Forum économique mondial

Participation of Ursula von der Leyen, President of the European Commission, in the World Economic Forum

"Seul le texte prononcé fait foi"

Merci Klaus,

Mesdames et Messieurs,

Il est difficile de croire qu'il nous faille parler de guerre aujourd'hui, à Davos. L'esprit de Davos est l'antithèse de la guerre: il s'agit de forger des liens et de trouver ensemble des solutions aux grands défis auxquels nous sommes confrontés. Ces dernières années, nous avons recherché des solutions intelligentes et durables pour combattre le changement climatique et pour transformer la mondialisation de sorte qu'elle profite à tous; pour faire de la numérisation une force de progrès et atténuer les risques auxquels elle expose nos démocraties. Toute la finalité de Davos est de créer ensemble un avenir meilleur. Voilà de quoi nous devrions parler aujourd'hui. Au lieu de ça, nous devons parler des coûts et des conséquences de la guerre que Poutine a décidé de livrer. Le scénario de l'agression russe contre l'Ukraine vient tout droit d'un autre siècle: traiter des millions de personnes non comme des êtres humains, mais comme des populations sans visage à déplacer, à contrôler ou à utiliser comme tampon entre des forces militaires; tenter d'écraser avec des chars les aspirations d'une nation tout entière. Il n'en va pas uniquement de la survie de l'Ukraine. Il n'en va pas uniquement de la sécurité européenne. Non, c'est tout l'ordre international qui est remis en cause. Et c'est pourquoi il incombe à la communauté internationale tout entière de contrer l'agression russe.
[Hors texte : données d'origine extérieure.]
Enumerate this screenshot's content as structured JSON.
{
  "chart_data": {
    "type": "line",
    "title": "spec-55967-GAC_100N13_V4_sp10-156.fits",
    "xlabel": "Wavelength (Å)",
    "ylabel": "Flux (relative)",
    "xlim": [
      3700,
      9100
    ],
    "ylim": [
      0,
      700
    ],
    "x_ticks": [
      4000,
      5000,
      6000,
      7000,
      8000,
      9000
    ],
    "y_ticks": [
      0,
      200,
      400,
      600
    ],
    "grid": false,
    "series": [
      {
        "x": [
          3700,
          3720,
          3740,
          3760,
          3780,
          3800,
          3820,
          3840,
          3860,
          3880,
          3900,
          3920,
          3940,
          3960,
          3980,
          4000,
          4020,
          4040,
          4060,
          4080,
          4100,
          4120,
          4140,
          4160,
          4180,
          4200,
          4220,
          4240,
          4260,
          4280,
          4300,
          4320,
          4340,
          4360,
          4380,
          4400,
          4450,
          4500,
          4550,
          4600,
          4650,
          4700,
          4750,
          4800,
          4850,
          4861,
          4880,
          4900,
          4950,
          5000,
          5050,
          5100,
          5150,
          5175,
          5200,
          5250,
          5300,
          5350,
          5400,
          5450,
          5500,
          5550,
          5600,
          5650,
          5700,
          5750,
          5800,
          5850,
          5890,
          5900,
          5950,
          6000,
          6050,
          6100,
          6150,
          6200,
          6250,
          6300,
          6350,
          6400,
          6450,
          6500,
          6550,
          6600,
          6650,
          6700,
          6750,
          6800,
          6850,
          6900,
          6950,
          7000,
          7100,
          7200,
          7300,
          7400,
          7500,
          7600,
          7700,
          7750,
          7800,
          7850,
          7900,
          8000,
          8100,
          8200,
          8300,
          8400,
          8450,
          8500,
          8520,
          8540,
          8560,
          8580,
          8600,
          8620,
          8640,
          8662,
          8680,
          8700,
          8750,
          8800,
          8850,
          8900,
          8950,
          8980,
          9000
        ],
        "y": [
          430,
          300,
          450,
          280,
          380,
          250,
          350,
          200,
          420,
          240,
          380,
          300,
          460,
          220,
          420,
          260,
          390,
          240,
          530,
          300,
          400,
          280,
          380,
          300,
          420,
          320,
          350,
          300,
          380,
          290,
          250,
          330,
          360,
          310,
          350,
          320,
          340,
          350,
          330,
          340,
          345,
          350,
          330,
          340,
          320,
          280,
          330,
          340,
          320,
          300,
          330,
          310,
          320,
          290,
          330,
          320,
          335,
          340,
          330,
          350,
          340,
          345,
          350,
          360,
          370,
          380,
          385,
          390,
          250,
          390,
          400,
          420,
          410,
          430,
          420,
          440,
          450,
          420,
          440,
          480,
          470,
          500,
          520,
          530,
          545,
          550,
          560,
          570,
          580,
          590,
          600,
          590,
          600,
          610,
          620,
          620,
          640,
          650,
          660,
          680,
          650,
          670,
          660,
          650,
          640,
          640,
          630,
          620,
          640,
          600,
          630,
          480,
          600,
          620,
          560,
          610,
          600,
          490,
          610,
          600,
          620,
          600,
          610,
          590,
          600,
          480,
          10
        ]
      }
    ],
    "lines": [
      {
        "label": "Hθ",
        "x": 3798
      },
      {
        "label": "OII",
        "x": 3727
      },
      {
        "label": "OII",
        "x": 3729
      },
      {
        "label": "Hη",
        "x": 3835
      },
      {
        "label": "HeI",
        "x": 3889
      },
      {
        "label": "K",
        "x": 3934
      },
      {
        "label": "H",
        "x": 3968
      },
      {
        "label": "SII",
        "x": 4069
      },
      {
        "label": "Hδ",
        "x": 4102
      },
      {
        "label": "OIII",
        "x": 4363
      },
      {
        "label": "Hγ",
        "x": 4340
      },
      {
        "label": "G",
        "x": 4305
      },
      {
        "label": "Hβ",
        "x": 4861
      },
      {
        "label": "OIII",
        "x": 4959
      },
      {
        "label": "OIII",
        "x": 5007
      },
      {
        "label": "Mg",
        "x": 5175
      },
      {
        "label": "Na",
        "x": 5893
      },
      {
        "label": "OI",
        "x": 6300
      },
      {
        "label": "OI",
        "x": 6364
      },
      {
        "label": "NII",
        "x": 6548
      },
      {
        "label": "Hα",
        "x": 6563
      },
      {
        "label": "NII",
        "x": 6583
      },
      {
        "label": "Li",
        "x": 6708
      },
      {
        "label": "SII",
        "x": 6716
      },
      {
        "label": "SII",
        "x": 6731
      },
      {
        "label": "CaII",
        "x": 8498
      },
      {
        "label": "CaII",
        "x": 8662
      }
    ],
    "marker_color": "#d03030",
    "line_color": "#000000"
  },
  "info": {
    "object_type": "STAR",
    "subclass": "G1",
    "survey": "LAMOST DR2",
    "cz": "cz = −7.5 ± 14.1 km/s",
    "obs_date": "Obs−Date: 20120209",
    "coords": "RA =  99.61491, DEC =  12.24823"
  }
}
L'Ukraine doit gagner cette guerre. Et l'agression voulue par Poutine doit se solder par un échec stratégique. Nous ferons tout ce qui est en notre pouvoir pour aider les Ukrainiens à vaincre et à reprendre le contrôle de leur avenir. Pour la première fois de son histoire, l'Union européenne apporte une aide militaire à un pays attaqué. Nous mobilisons notre pleine puissance économique. Nos sanctions, et les sanctions que les entreprises s'infligent elles-mêmes, grèvent lourdement l'économie russe et affaiblissent la machine de guerre du Kremlin. Nos États membres prennent soin des six millions de réfugiés en provenance d'Ukraine et des huit millions de personnes déplacées à l'intérieur du pays. Dans le même temps, l'Ukraine a besoin d'un soutien budgétaire direct dès à présent pour maintenir son économie en état de fonctionnement, pour financer les retraites, les salaires, les services de base. Nous avons proposé plus de 10 milliards d'euros d'assistance macrofinancière – ce qui représente l'assistance macrofinancière la plus importante jamais mise à la disposition d'un pays tiers par l'Union européenne. D'autres pays, comme les États-Unis, font également leur maximum. Cette opération de secours économique est sans précédent dans l'histoire récente.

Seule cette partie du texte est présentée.